E in quell'istante capisco cosa intendesse il signor Wallace, il mio insegnante di musica quando diceva che la musica è la chiave di ogni cuore.

C'è cuore e cuore. E chiave e chiave. E mi pare che stasera c'ho azzeccato tutte e due.

- Riposa adesso. Domani dobbiamo ritornare a casa. E fare colazione.

- Buonanotte.

Io non chiudo occhio. Per forza. In mezzo alla strada, con una ragazza e con il timore che qualcuno ci possa inseguire.  Inizio a pensare a qualcosa. Tanto per cambiare alla musica. Alla mia musica. Non ho uno straccio di pezzo di carta però.

Tiro dalla tasca il pacchetto di fazzoletti che avevo in treno. E l'unica cosa che mi rimane. Non ho una penna, ma trovo un bastoncino di legno bruciacchiato a terra e inizio a segnare solo le note, mentre guardo Sarah. Vedo i suoi capelli, le sue gambe. E che gambe! 

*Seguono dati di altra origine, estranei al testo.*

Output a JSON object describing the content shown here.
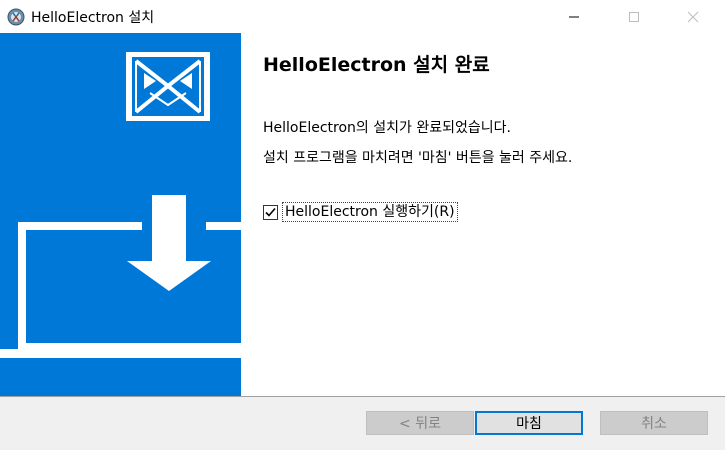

Non avevo mai visto una ragazza in questo senso, ma Dio, quant' è sexy! Nonostante i lividi, nostante le labbra spaccate e gli zigomi rossi, la bacerei.

Sì! La bacerei, per cercare di capire cosa si provi. È stupenda. Non posso pensare a lei in questo modo. Non so da dove viene, non so la sua storia... ma la bacerei!!! 

Mi concentro sul mio testo. Sarà un testo fatto di chiavi, cuori e labbra.